Director's Notes About Our Program:

Why snakes?  Why Kids-N-Critters?

The start:

             I was given 2 ball pythons about 12 years ago for my classroom.  At that time I had a class that was a group of behavior challenged kids.  One of my underachievers really got interested in the snakes.  I made his interaction with the snakes contingent on his quality of work and behavior in my class and it worked well.  Other kids in the class wanted to participate and a new form of motivation erupted in my class.

Reaching out:

             The following year one of my high honors students for her seminar project decided to overcome her fear of snakes and by the end of the year write a large sized short story about snakes for a first grade class.  Then she was going to take one of my snakes and her book and go back to her first grade teacher’s class and present her book and the snake.  Initially she could not even look in the windows of the “snake room” with out getting the shakes.

State funding:

             Someone mentioned to someone else and so on until an individual at the state level heard about what was going on with the animals in my room and the outreach that had happened.  I was approached to write a grant to expand this idea to go out with groups of students to teach at more than one elementary school.  The grant was accepted and now we have spread to 6 high schools and expect to present to over 5,000 elementary students by end of the 07-08 school year.

What do I get out of it?

             The HS students involved come from all cliques and subgroups in the schools.  Each student has to maintain passing grades and a C average to stay in the program.  Each kid needs a hook and reason to stay in school and succeed.  For some of these kids this is the reason.  They keep their grades up, behave in class and in the halls and generally improve their attitudes in school.  Some of these kids, before the program, spent too much time in suspension, detention or other trouble.  It gives them a sense of belonging to a group with similar interests. All the students get the opportunity to hang around kids they may not ever see otherwise.  Now with 7 High schools involved the students interact with kids from other schools sharing their lives and outlooks and begin to realize they are not that different even though they come from different places.  At each school these kids come in early to clean cages, they take the animals home in the summer, they study to create professional and interesting presentations for the elementary students they present to.

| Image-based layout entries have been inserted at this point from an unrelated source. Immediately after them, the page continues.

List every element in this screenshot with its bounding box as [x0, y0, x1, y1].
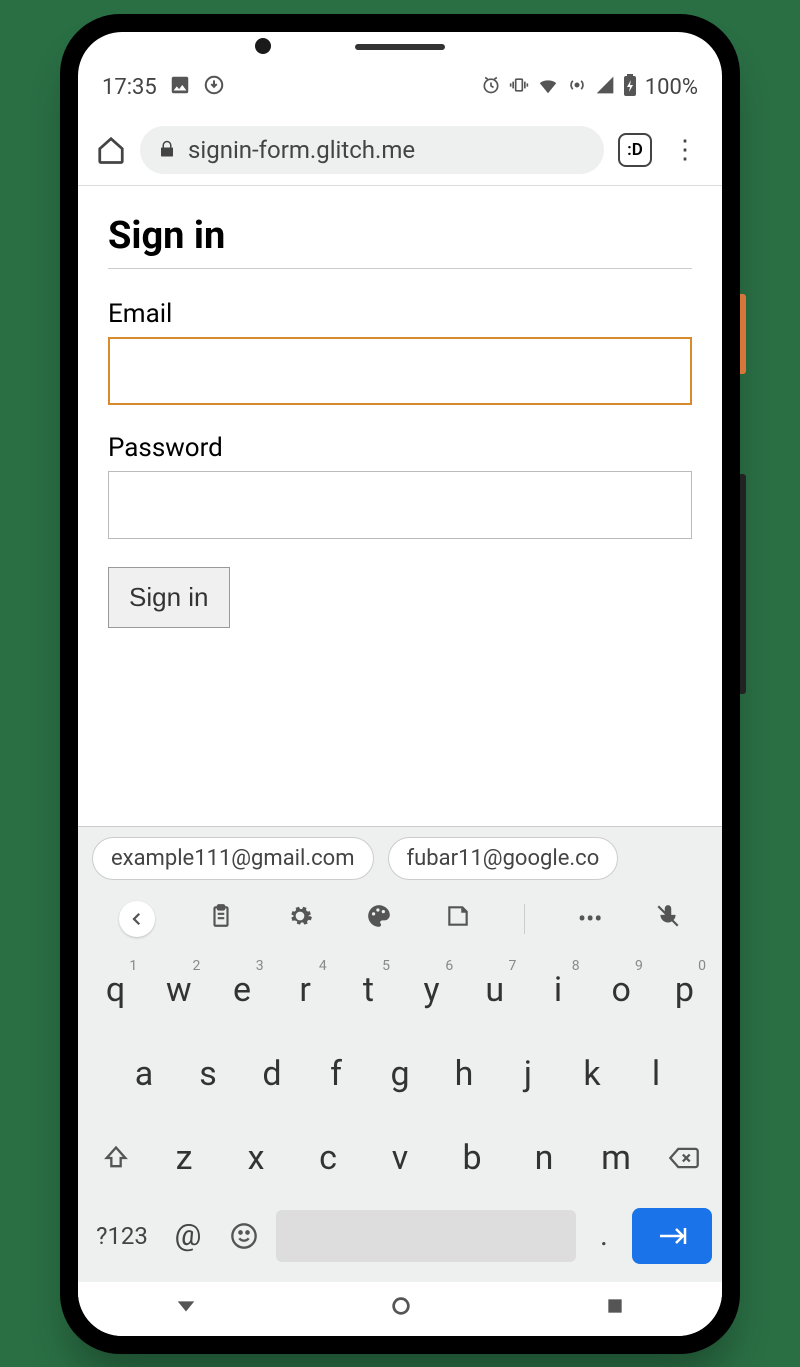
key-r[interactable]: 4r [276, 954, 335, 1026]
nav-recents-icon[interactable] [605, 1296, 625, 1322]
key-w[interactable]: 2w [149, 954, 208, 1026]
key-l[interactable]: l [626, 1038, 686, 1110]
nav-home-icon[interactable] [390, 1295, 412, 1323]
page-content: Sign in Email Password Sign in [78, 186, 722, 826]
key-i[interactable]: 8i [528, 954, 587, 1026]
image-icon [169, 74, 191, 102]
shift-key[interactable] [86, 1122, 146, 1194]
chevron-left-icon[interactable] [119, 901, 155, 937]
key-m[interactable]: m [582, 1122, 650, 1194]
vibrate-icon [509, 75, 529, 100]
mic-off-icon[interactable] [655, 903, 681, 935]
autofill-suggestions: example111@gmail.com fubar11@google.co [78, 826, 722, 890]
home-icon[interactable] [96, 135, 126, 165]
toolbar-divider [524, 904, 525, 934]
key-k[interactable]: k [562, 1038, 622, 1110]
power-button [740, 294, 746, 374]
suggestion-1[interactable]: example111@gmail.com [92, 837, 374, 880]
keyboard-row-4: ?123 @ . [78, 1200, 722, 1272]
page-title: Sign in [108, 214, 692, 269]
gear-icon[interactable] [287, 903, 313, 935]
more-icon[interactable]: ••• [578, 905, 602, 933]
suggestion-2[interactable]: fubar11@google.co [388, 837, 619, 880]
sticker-icon[interactable] [445, 903, 471, 935]
key-u[interactable]: 7u [465, 954, 524, 1026]
lock-icon [158, 136, 176, 164]
email-label: Email [108, 299, 692, 329]
palette-icon[interactable] [366, 903, 392, 935]
key-t[interactable]: 5t [339, 954, 398, 1026]
url-text: signin-form.glitch.me [188, 136, 415, 164]
key-g[interactable]: g [370, 1038, 430, 1110]
key-d[interactable]: d [242, 1038, 302, 1110]
volume-button [740, 474, 746, 694]
key-e[interactable]: 3e [212, 954, 271, 1026]
battery-icon [623, 74, 637, 101]
keyboard-row-3: zxcvbnm [78, 1116, 722, 1200]
status-time: 17:35 [102, 75, 157, 100]
downloads-icon [203, 74, 225, 102]
key-c[interactable]: c [294, 1122, 362, 1194]
key-h[interactable]: h [434, 1038, 494, 1110]
key-a[interactable]: a [114, 1038, 174, 1110]
hotspot-icon [567, 75, 587, 100]
keyboard: ••• 1q2w3e4r5t6y7u8i9o0p asdfghjkl zxcvb… [78, 890, 722, 1282]
symbols-key[interactable]: ?123 [88, 1206, 156, 1266]
key-v[interactable]: v [366, 1122, 434, 1194]
period-key[interactable]: . [584, 1206, 624, 1266]
backspace-key[interactable] [654, 1122, 714, 1194]
speaker [355, 44, 445, 50]
alarm-icon [481, 75, 501, 100]
key-s[interactable]: s [178, 1038, 238, 1110]
password-field[interactable] [108, 471, 692, 539]
tab-count[interactable]: :D [618, 133, 652, 167]
password-label: Password [108, 433, 692, 463]
key-q[interactable]: 1q [86, 954, 145, 1026]
key-p[interactable]: 0p [655, 954, 714, 1026]
url-bar[interactable]: signin-form.glitch.me [140, 126, 604, 174]
key-x[interactable]: x [222, 1122, 290, 1194]
email-field[interactable] [108, 337, 692, 405]
menu-icon[interactable]: ⋮ [666, 135, 704, 165]
signin-button[interactable]: Sign in [108, 567, 230, 628]
phone-frame: 17:35 [60, 14, 740, 1354]
emoji-key[interactable] [220, 1206, 268, 1266]
enter-key[interactable] [632, 1208, 712, 1264]
status-bar: 17:35 [78, 60, 722, 116]
keyboard-row-2: asdfghjkl [78, 1032, 722, 1116]
browser-bar: signin-form.glitch.me :D ⋮ [78, 116, 722, 186]
key-n[interactable]: n [510, 1122, 578, 1194]
at-key[interactable]: @ [164, 1206, 212, 1266]
key-f[interactable]: f [306, 1038, 366, 1110]
signal-icon [595, 75, 615, 100]
android-nav-bar [78, 1282, 722, 1336]
front-camera [255, 38, 271, 54]
key-o[interactable]: 9o [592, 954, 651, 1026]
keyboard-row-1: 1q2w3e4r5t6y7u8i9o0p [78, 948, 722, 1032]
space-key[interactable] [276, 1210, 576, 1262]
clipboard-icon[interactable] [208, 903, 234, 935]
nav-back-icon[interactable] [175, 1295, 197, 1323]
wifi-icon [537, 74, 559, 101]
key-j[interactable]: j [498, 1038, 558, 1110]
battery-text: 100% [645, 75, 698, 100]
keyboard-toolbar: ••• [78, 890, 722, 948]
key-y[interactable]: 6y [402, 954, 461, 1026]
key-b[interactable]: b [438, 1122, 506, 1194]
key-z[interactable]: z [150, 1122, 218, 1194]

             The looks on the faces of the little kids are priceless.  For 90 minutes they sit quietly in awe of the HS kids who present these animals to them.  Some of the children have never seen the animals up close and certainly not hanging on kids from their neighborhood.  They listen intently and ask some fantastic questions.  Going to the same schools allows these students to see the growth and development of the animals and the HS students.

             I have seen many HS students changed by this program.  Some have decided to go on in science, others in education because of the effect the program has on them.

 

I got into teaching to make a difference. 

             Teaching approximately 100 kids a year in my classes is only part of that.  There are at times 200 kids in the program and we teach/reach thousands of elementary school students each year.  All of this impact has to be felt in a few kids each year.  If we reach a few each year then I am fulfilled.  Many times in the past ten years I have had little kids come to me in malls, stores and town centers to hug my knees and tell their parents that I am the snake man.  Even my daughter, now 9, is involved and her school system doesn’t have the program yet.   One of her dreams is to teach with me my last year and take over the program and continue to reach the younger children in the area.  I hope this happens.